This pattern is similar in spirit to running parallel coding agents with Cursor and Claude, just moved into a fully programmatic API-driven loop.
Step 3: Orchestrator agent loop with shared state
Here’s a complete orchestrator loop. It sends the initial task to the orchestrator, handles tool calls by dispatching subagents in parallel, and feeds results back until the orchestrator signals it’s done.
async def run_orchestrator(task: str, shared_fs_path: str):
messages = [{"role": "user", "content": task}]
orchestrator_system = """
You are a lead engineering orchestrator. Break complex tasks into parallel subtasks
and delegate to specialist subagents using tools. Call independent subagents in the
same response to maximize parallelism. Aggregate subagent results and produce a
final summary when all work is complete.
"""
while True:
response = client.messages.create(
model="claude-opus-4-5",
max_tokens=8096,
system=orchestrator_system,
tools=subagent_tools,
messages=messages
)
# Append orchestrator response to conversation
messages.append({"role": "assistant", "content": response.content})

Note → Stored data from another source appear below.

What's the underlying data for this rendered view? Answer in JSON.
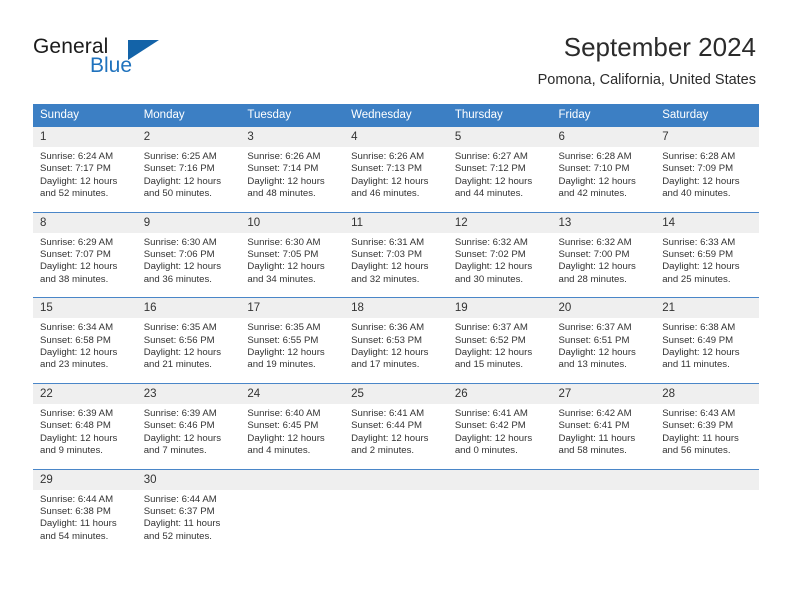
{
  "brand": {
    "word_one": "General",
    "word_two": "Blue",
    "triangle_icon": "triangle-logo-icon",
    "accent_color": "#1363a8",
    "blue_text_color": "#1f72bd"
  },
  "header": {
    "title": "September 2024",
    "subtitle": "Pomona, California, United States"
  },
  "calendar": {
    "header_bg": "#3c7fc4",
    "header_text_color": "#ffffff",
    "daynum_bg": "#efefef",
    "row_divider_color": "#4a86c8",
    "weekdays": [
      "Sunday",
      "Monday",
      "Tuesday",
      "Wednesday",
      "Thursday",
      "Friday",
      "Saturday"
    ],
    "weeks": [
      [
        {
          "day": "1",
          "sunrise": "Sunrise: 6:24 AM",
          "sunset": "Sunset: 7:17 PM",
          "daylight_line1": "Daylight: 12 hours",
          "daylight_line2": "and 52 minutes."
        },
        {
          "day": "2",
          "sunrise": "Sunrise: 6:25 AM",
          "sunset": "Sunset: 7:16 PM",
          "daylight_line1": "Daylight: 12 hours",
          "daylight_line2": "and 50 minutes."
        },
        {
          "day": "3",
          "sunrise": "Sunrise: 6:26 AM",
          "sunset": "Sunset: 7:14 PM",
          "daylight_line1": "Daylight: 12 hours",
          "daylight_line2": "and 48 minutes."
        },
        {
          "day": "4",
          "sunrise": "Sunrise: 6:26 AM",
          "sunset": "Sunset: 7:13 PM",
          "daylight_line1": "Daylight: 12 hours",
          "daylight_line2": "and 46 minutes."
        },
        {
          "day": "5",
          "sunrise": "Sunrise: 6:27 AM",
          "sunset": "Sunset: 7:12 PM",
          "daylight_line1": "Daylight: 12 hours",
          "daylight_line2": "and 44 minutes."
        },
        {
          "day": "6",
          "sunrise": "Sunrise: 6:28 AM",
          "sunset": "Sunset: 7:10 PM",
          "daylight_line1": "Daylight: 12 hours",
          "daylight_line2": "and 42 minutes."
        },
        {
          "day": "7",
          "sunrise": "Sunrise: 6:28 AM",
          "sunset": "Sunset: 7:09 PM",
          "daylight_line1": "Daylight: 12 hours",
          "daylight_line2": "and 40 minutes."
        }
      ],
      [
        {
          "day": "8",
          "sunrise": "Sunrise: 6:29 AM",
          "sunset": "Sunset: 7:07 PM",
          "daylight_line1": "Daylight: 12 hours",
          "daylight_line2": "and 38 minutes."
        },
        {
          "day": "9",
          "sunrise": "Sunrise: 6:30 AM",
          "sunset": "Sunset: 7:06 PM",
          "daylight_line1": "Daylight: 12 hours",
          "daylight_line2": "and 36 minutes."
        },
        {
          "day": "10",
          "sunrise": "Sunrise: 6:30 AM",
          "sunset": "Sunset: 7:05 PM",
          "daylight_line1": "Daylight: 12 hours",
          "daylight_line2": "and 34 minutes."
        },
        {
          "day": "11",
          "sunrise": "Sunrise: 6:31 AM",
          "sunset": "Sunset: 7:03 PM",
          "daylight_line1": "Daylight: 12 hours",
          "daylight_line2": "and 32 minutes."
        },
        {
          "day": "12",
          "sunrise": "Sunrise: 6:32 AM",
          "sunset": "Sunset: 7:02 PM",
          "daylight_line1": "Daylight: 12 hours",
          "daylight_line2": "and 30 minutes."
        },
        {
          "day": "13",
          "sunrise": "Sunrise: 6:32 AM",
          "sunset": "Sunset: 7:00 PM",
          "daylight_line1": "Daylight: 12 hours",
          "daylight_line2": "and 28 minutes."
        },
        {
          "day": "14",
          "sunrise": "Sunrise: 6:33 AM",
          "sunset": "Sunset: 6:59 PM",
          "daylight_line1": "Daylight: 12 hours",
          "daylight_line2": "and 25 minutes."
        }
      ],
      [
        {
          "day": "15",
          "sunrise": "Sunrise: 6:34 AM",
          "sunset": "Sunset: 6:58 PM",
          "daylight_line1": "Daylight: 12 hours",
          "daylight_line2": "and 23 minutes."
        },
        {
          "day": "16",
          "sunrise": "Sunrise: 6:35 AM",
          "sunset": "Sunset: 6:56 PM",
          "daylight_line1": "Daylight: 12 hours",
          "daylight_line2": "and 21 minutes."
        },
        {
          "day": "17",
          "sunrise": "Sunrise: 6:35 AM",
          "sunset": "Sunset: 6:55 PM",
          "daylight_line1": "Daylight: 12 hours",
          "daylight_line2": "and 19 minutes."
        },
        {
          "day": "18",
          "sunrise": "Sunrise: 6:36 AM",
          "sunset": "Sunset: 6:53 PM",
          "daylight_line1": "Daylight: 12 hours",
          "daylight_line2": "and 17 minutes."
        },
        {
          "day": "19",
          "sunrise": "Sunrise: 6:37 AM",
          "sunset": "Sunset: 6:52 PM",
          "daylight_line1": "Daylight: 12 hours",
          "daylight_line2": "and 15 minutes."
        },
        {
          "day": "20",
          "sunrise": "Sunrise: 6:37 AM",
          "sunset": "Sunset: 6:51 PM",
          "daylight_line1": "Daylight: 12 hours",
          "daylight_line2": "and 13 minutes."
        },
        {
          "day": "21",
          "sunrise": "Sunrise: 6:38 AM",
          "sunset": "Sunset: 6:49 PM",
          "daylight_line1": "Daylight: 12 hours",
          "daylight_line2": "and 11 minutes."
        }
      ],
      [
        {
          "day": "22",
          "sunrise": "Sunrise: 6:39 AM",
          "sunset": "Sunset: 6:48 PM",
          "daylight_line1": "Daylight: 12 hours",
          "daylight_line2": "and 9 minutes."
        },
        {
          "day": "23",
          "sunrise": "Sunrise: 6:39 AM",
          "sunset": "Sunset: 6:46 PM",
          "daylight_line1": "Daylight: 12 hours",
          "daylight_line2": "and 7 minutes."
        },
        {
          "day": "24",
          "sunrise": "Sunrise: 6:40 AM",
          "sunset": "Sunset: 6:45 PM",
          "daylight_line1": "Daylight: 12 hours",
          "daylight_line2": "and 4 minutes."
        },
        {
          "day": "25",
          "sunrise": "Sunrise: 6:41 AM",
          "sunset": "Sunset: 6:44 PM",
          "daylight_line1": "Daylight: 12 hours",
          "daylight_line2": "and 2 minutes."
        },
        {
          "day": "26",
          "sunrise": "Sunrise: 6:41 AM",
          "sunset": "Sunset: 6:42 PM",
          "daylight_line1": "Daylight: 12 hours",
          "daylight_line2": "and 0 minutes."
        },
        {
          "day": "27",
          "sunrise": "Sunrise: 6:42 AM",
          "sunset": "Sunset: 6:41 PM",
          "daylight_line1": "Daylight: 11 hours",
          "daylight_line2": "and 58 minutes."
        },
        {
          "day": "28",
          "sunrise": "Sunrise: 6:43 AM",
          "sunset": "Sunset: 6:39 PM",
          "daylight_line1": "Daylight: 11 hours",
          "daylight_line2": "and 56 minutes."
        }
      ],
      [
        {
          "day": "29",
          "sunrise": "Sunrise: 6:44 AM",
          "sunset": "Sunset: 6:38 PM",
          "daylight_line1": "Daylight: 11 hours",
          "daylight_line2": "and 54 minutes."
        },
        {
          "day": "30",
          "sunrise": "Sunrise: 6:44 AM",
          "sunset": "Sunset: 6:37 PM",
          "daylight_line1": "Daylight: 11 hours",
          "daylight_line2": "and 52 minutes."
        },
        {
          "day": "",
          "sunrise": "",
          "sunset": "",
          "daylight_line1": "",
          "daylight_line2": ""
        },
        {
          "day": "",
          "sunrise": "",
          "sunset": "",
          "daylight_line1": "",
          "daylight_line2": ""
        },
        {
          "day": "",
          "sunrise": "",
          "sunset": "",
          "daylight_line1": "",
          "daylight_line2": ""
        },
        {
          "day": "",
          "sunrise": "",
          "sunset": "",
          "daylight_line1": "",
          "daylight_line2": ""
        },
        {
          "day": "",
          "sunrise": "",
          "sunset": "",
          "daylight_line1": "",
          "daylight_line2": ""
        }
      ]
    ]
  }
}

if response.stop_reason == "end_turn":
# Orchestrator is done — extract final text
for block in response.content:
if hasattr(block, "text"):
print("Final result:\n", block.text)
break
if response.stop_reason == "tool_use":
tool_calls = [
{"name": block.name, "input": {**block.input, "_tool_use_id": block.id}, "id": block.id}
for block in response.content
if block.type == "tool_use"
]
# Run all subagents in parallel
results = await dispatch_parallel_subagents(tool_calls, shared_fs_path)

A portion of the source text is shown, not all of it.